What changes for AI coding agents

Because AWS MCP Server works with any MCP-compatible client, the choice of agent decouples from the choice of AWS access pattern:

  • Cursor with AWS MCP Server can now hit AWS with the same governance Claude Code does.
  • OpenAI Codex on Bedrock + AWS MCP Server gives a fully-AWS-native OpenAI workflow.
  • Kiro / Kiro CLI (AWS’s own agentic IDE) ships with AWS MCP Server pre-wired.
  • OpenClaw can use AWS MCP Server as one of many MCP servers in its toolkit.

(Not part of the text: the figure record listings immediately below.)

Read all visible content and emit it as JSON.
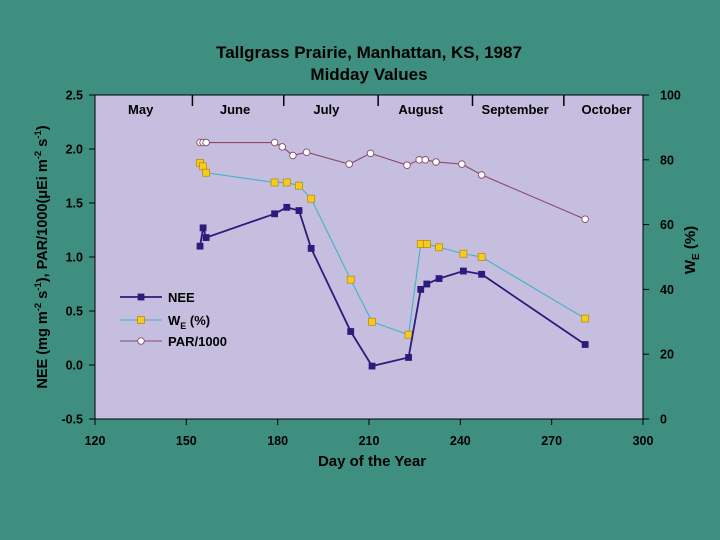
{
  "slide": {
    "background": "#3f8f80",
    "plot_background": "#c5bede"
  },
  "chart_data": {
    "type": "line",
    "title": "Tallgrass Prairie, Manhattan, KS, 1987",
    "subtitle": "Midday Values",
    "xlabel": "Day of the Year",
    "ylabel_left": {
      "main": "NEE (mg m",
      "sup1": "-2",
      "mid1": " s",
      "sup2": "-1",
      "mid2": "), PAR/1000(",
      "mu": "μ",
      "mid3": "Ei m",
      "sup3": "-2",
      "mid4": " s",
      "sup4": "-1",
      "end": ")"
    },
    "ylabel_right": {
      "main": "W",
      "sub": "E",
      "end": " (%)"
    },
    "xlim": [
      120,
      300
    ],
    "ylim_left": [
      -0.5,
      2.5
    ],
    "ylim_right": [
      0,
      100
    ],
    "xticks": [
      120,
      150,
      180,
      210,
      240,
      270,
      300
    ],
    "yticks_left": [
      "-0.5",
      "0.0",
      "0.5",
      "1.0",
      "1.5",
      "2.0",
      "2.5"
    ],
    "yticks_right": [
      "0",
      "20",
      "40",
      "60",
      "80",
      "100"
    ],
    "months": [
      {
        "label": "May",
        "x": 135
      },
      {
        "label": "June",
        "x": 166
      },
      {
        "label": "July",
        "x": 196
      },
      {
        "label": "August",
        "x": 227
      },
      {
        "label": "September",
        "x": 258
      },
      {
        "label": "October",
        "x": 288
      }
    ],
    "month_dividers": [
      152,
      182,
      213,
      244,
      274
    ],
    "legend": {
      "position": "left-middle",
      "items": [
        {
          "name": "NEE",
          "series": 0
        },
        {
          "name": "W",
          "sub": "E",
          "end": " (%)",
          "series": 1
        },
        {
          "name": "PAR/1000",
          "series": 2
        }
      ]
    },
    "series": [
      {
        "name": "NEE",
        "axis": "left",
        "color": "#2e1a7a",
        "marker": "square",
        "x": [
          154.5,
          155.5,
          156.5,
          179,
          183,
          187,
          191,
          204,
          211,
          223,
          227,
          229,
          233,
          241,
          247,
          281
        ],
        "y": [
          1.1,
          1.27,
          1.18,
          1.4,
          1.46,
          1.43,
          1.08,
          0.31,
          -0.01,
          0.07,
          0.7,
          0.75,
          0.8,
          0.87,
          0.84,
          0.19
        ]
      },
      {
        "name": "WE (%)",
        "axis": "right",
        "color": "#3fb4c8",
        "marker_fill": "#f5cc1e",
        "marker": "square",
        "x": [
          154.5,
          155.5,
          156.5,
          179,
          183,
          187,
          191,
          204,
          211,
          223,
          227,
          229,
          233,
          241,
          247,
          281
        ],
        "y": [
          79,
          78,
          76,
          73,
          73,
          72,
          68,
          43,
          30,
          26,
          54,
          54,
          53,
          51,
          50,
          31
        ]
      },
      {
        "name": "PAR/1000",
        "axis": "left",
        "color": "#8a4a6a",
        "marker_fill": "#ffffff",
        "marker": "circle",
        "x": [
          154.5,
          155.5,
          156.5,
          179,
          181.5,
          185,
          189.5,
          203.5,
          210.5,
          222.5,
          226.5,
          228.5,
          232,
          240.5,
          247,
          281
        ],
        "y": [
          2.06,
          2.06,
          2.06,
          2.06,
          2.02,
          1.94,
          1.97,
          1.86,
          1.96,
          1.85,
          1.9,
          1.9,
          1.88,
          1.86,
          1.76,
          1.35
        ]
      }
    ]
  }
}
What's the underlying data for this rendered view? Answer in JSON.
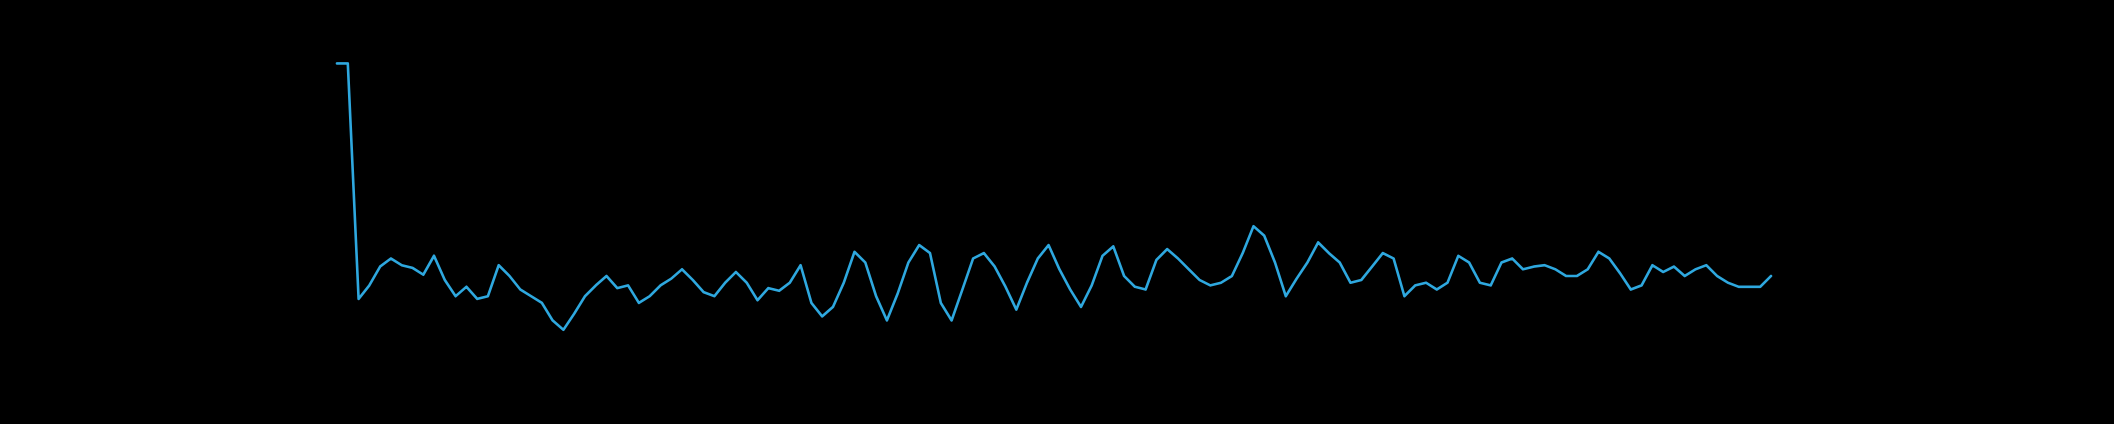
{
  "chart_data": {
    "type": "line",
    "color": "#2ea8df",
    "ylim": [
      0,
      220
    ],
    "values": [
      213,
      213,
      38,
      48,
      62,
      68,
      63,
      61,
      56,
      70,
      52,
      40,
      47,
      38,
      40,
      63,
      55,
      45,
      40,
      35,
      22,
      15,
      27,
      40,
      48,
      55,
      46,
      48,
      35,
      40,
      48,
      53,
      60,
      52,
      43,
      40,
      50,
      58,
      50,
      37,
      46,
      44,
      50,
      63,
      35,
      25,
      32,
      50,
      73,
      65,
      40,
      22,
      42,
      65,
      78,
      72,
      35,
      22,
      45,
      68,
      72,
      62,
      47,
      30,
      50,
      68,
      78,
      60,
      45,
      32,
      48,
      70,
      77,
      55,
      47,
      45,
      67,
      75,
      68,
      60,
      52,
      48,
      50,
      55,
      72,
      92,
      85,
      65,
      40,
      53,
      65,
      80,
      72,
      65,
      50,
      52,
      62,
      72,
      68,
      40,
      48,
      50,
      45,
      50,
      70,
      65,
      50,
      48,
      65,
      68,
      60,
      62,
      63,
      60,
      55,
      55,
      60,
      73,
      68,
      57,
      45,
      48,
      63,
      58,
      62,
      55,
      60,
      63,
      55,
      50,
      47,
      47,
      47,
      55
    ]
  }
}
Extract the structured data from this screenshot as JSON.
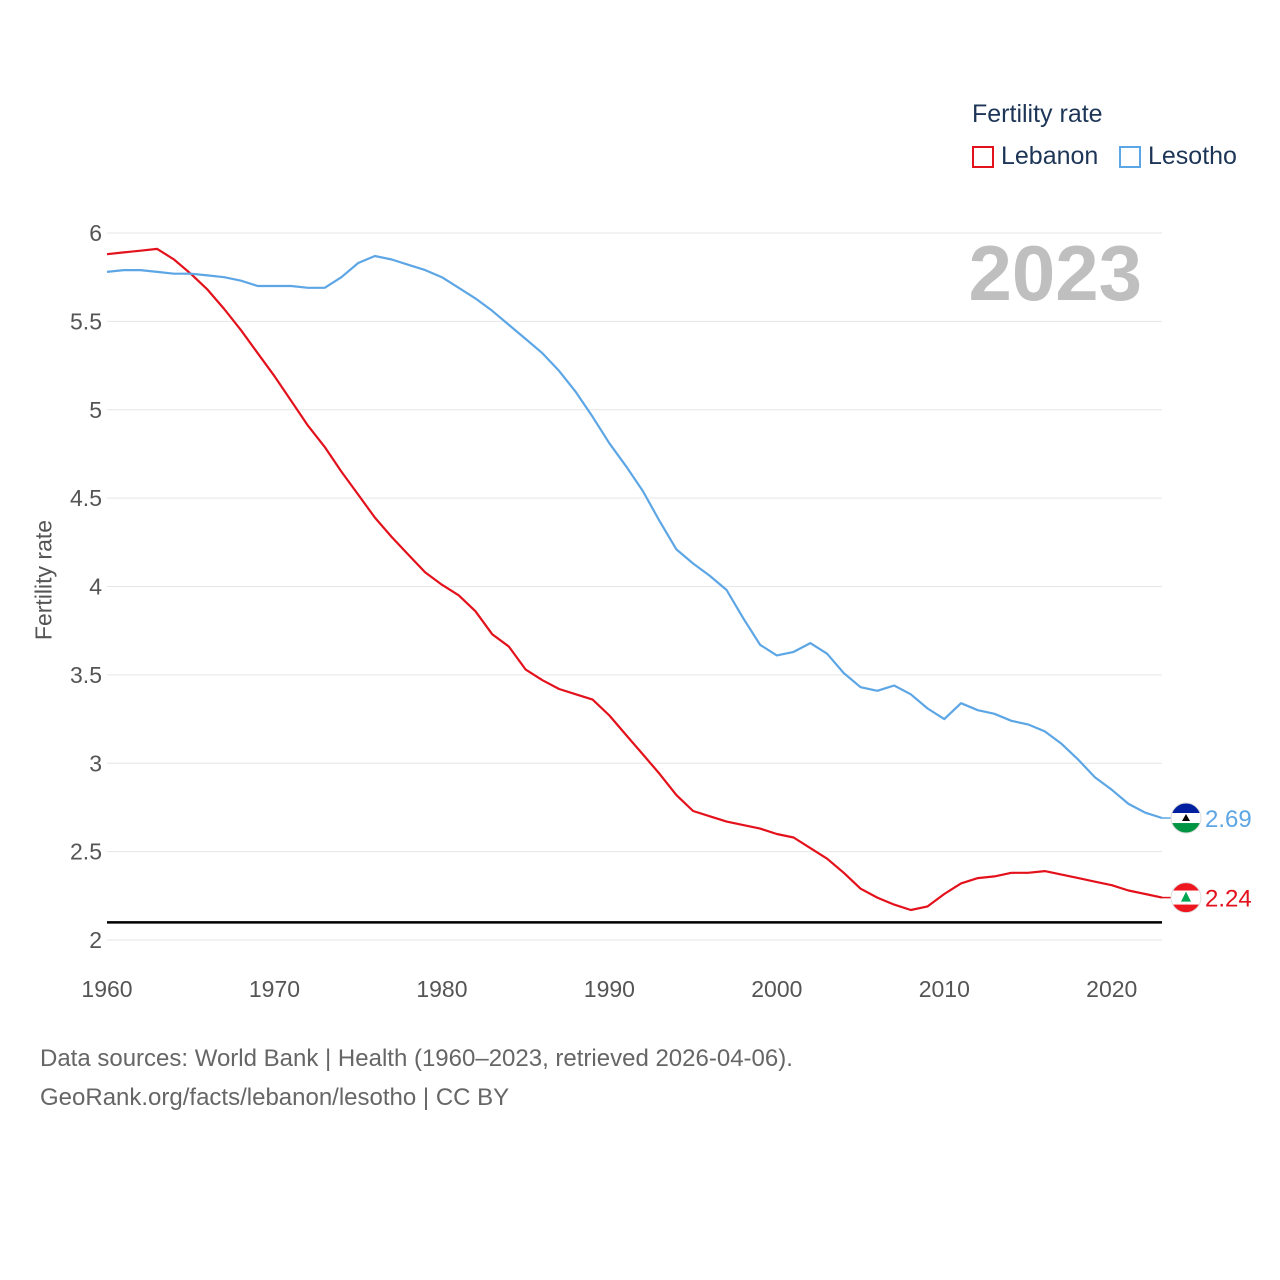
{
  "legend": {
    "title": "Fertility rate",
    "items": [
      {
        "name": "Lebanon",
        "color": "#e3111b"
      },
      {
        "name": "Lesotho",
        "color": "#5da6e5"
      }
    ]
  },
  "year_label": "2023",
  "source": {
    "line1": "Data sources: World Bank | Health (1960–2023, retrieved 2026-04-06).",
    "line2": "GeoRank.org/facts/lebanon/lesotho | CC BY"
  },
  "chart_data": {
    "type": "line",
    "title": "",
    "xlabel": "",
    "ylabel": "Fertility rate",
    "xlim": [
      1960,
      2023
    ],
    "ylim": [
      2,
      6
    ],
    "x_ticks": [
      1960,
      1970,
      1980,
      1990,
      2000,
      2010,
      2020
    ],
    "y_ticks": [
      {
        "value": 2,
        "label": "2"
      },
      {
        "value": 2.5,
        "label": "2.5"
      },
      {
        "value": 3,
        "label": "3"
      },
      {
        "value": 3.5,
        "label": "3.5"
      },
      {
        "value": 4,
        "label": "4"
      },
      {
        "value": 4.5,
        "label": "4.5"
      },
      {
        "value": 5,
        "label": "5"
      },
      {
        "value": 5.5,
        "label": "5.5"
      },
      {
        "value": 6,
        "label": "6"
      }
    ],
    "grid": true,
    "reference_line": 2.1,
    "x": [
      1960,
      1961,
      1962,
      1963,
      1964,
      1965,
      1966,
      1967,
      1968,
      1969,
      1970,
      1971,
      1972,
      1973,
      1974,
      1975,
      1976,
      1977,
      1978,
      1979,
      1980,
      1981,
      1982,
      1983,
      1984,
      1985,
      1986,
      1987,
      1988,
      1989,
      1990,
      1991,
      1992,
      1993,
      1994,
      1995,
      1996,
      1997,
      1998,
      1999,
      2000,
      2001,
      2002,
      2003,
      2004,
      2005,
      2006,
      2007,
      2008,
      2009,
      2010,
      2011,
      2012,
      2013,
      2014,
      2015,
      2016,
      2017,
      2018,
      2019,
      2020,
      2021,
      2022,
      2023
    ],
    "series": [
      {
        "name": "Lebanon",
        "color": "#e3111b",
        "end_label": "2.24",
        "values": [
          5.88,
          5.89,
          5.9,
          5.91,
          5.85,
          5.77,
          5.68,
          5.57,
          5.45,
          5.32,
          5.19,
          5.05,
          4.91,
          4.79,
          4.65,
          4.52,
          4.39,
          4.28,
          4.18,
          4.08,
          4.01,
          3.95,
          3.86,
          3.73,
          3.66,
          3.53,
          3.47,
          3.42,
          3.39,
          3.36,
          3.27,
          3.16,
          3.05,
          2.94,
          2.82,
          2.73,
          2.7,
          2.67,
          2.65,
          2.63,
          2.6,
          2.58,
          2.52,
          2.46,
          2.38,
          2.29,
          2.24,
          2.2,
          2.17,
          2.19,
          2.26,
          2.32,
          2.35,
          2.36,
          2.38,
          2.38,
          2.39,
          2.37,
          2.35,
          2.33,
          2.31,
          2.28,
          2.26,
          2.24
        ]
      },
      {
        "name": "Lesotho",
        "color": "#5da6e5",
        "end_label": "2.69",
        "values": [
          5.78,
          5.79,
          5.79,
          5.78,
          5.77,
          5.77,
          5.76,
          5.75,
          5.73,
          5.7,
          5.7,
          5.7,
          5.69,
          5.69,
          5.75,
          5.83,
          5.87,
          5.85,
          5.82,
          5.79,
          5.75,
          5.69,
          5.63,
          5.56,
          5.48,
          5.4,
          5.32,
          5.22,
          5.1,
          4.96,
          4.81,
          4.68,
          4.54,
          4.37,
          4.21,
          4.13,
          4.06,
          3.98,
          3.82,
          3.67,
          3.61,
          3.63,
          3.68,
          3.62,
          3.51,
          3.43,
          3.41,
          3.44,
          3.39,
          3.31,
          3.25,
          3.34,
          3.3,
          3.28,
          3.24,
          3.22,
          3.18,
          3.11,
          3.02,
          2.92,
          2.85,
          2.77,
          2.72,
          2.69
        ]
      }
    ]
  }
}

This is the “agent choice” world MCP was supposed to enable — and AWS MCP Server makes it real for AWS workloads.

Pricing

ServerPricing
AWS MCP ServerNo additional charge beyond AWS service usage. CloudWatch metrics + CloudTrail logging billed per AWS norms.
awslabs/mcp serversOpen source, free; AWS service charges apply.
Claude reference MCPsFree, open source.
Vendor-official MCPsMostly free; some require vendor product subscription (e.g. Atlassian premium).
Community MCPsMostly free, open source.

There’s no MCP licensing cost. You pay for the underlying services your agents call.

Bottom line

In May 2026, the AWS MCP Server changes the default for AWS-connected AI agents, and Anthropic’s Claude MCP servers + the broader community MCP ecosystem complement rather than compete with it. The smart enterprise pattern is: use AWS MCP Server for AWS infrastructure, vendor-official MCPs for SaaS tools, reference Claude MCPs for local dev — all running through whichever agent (Cursor, Claude Code, Codex, Kiro, OpenClaw) fits the team. MCP standardization, plus AWS taking governance seriously, is what makes “AI agents in production” stop being a slide and start being a checkbox.

Sources: AWS Blog “The AWS MCP Server is now generally available” (May 6, 2026), aws/agent-toolkit-for-aws GitHub, awslabs/mcp GitHub, Toolradar “Best MCP Servers in 2026” (May 2026), Linux Foundation Agentic AI Foundation announcements (2026).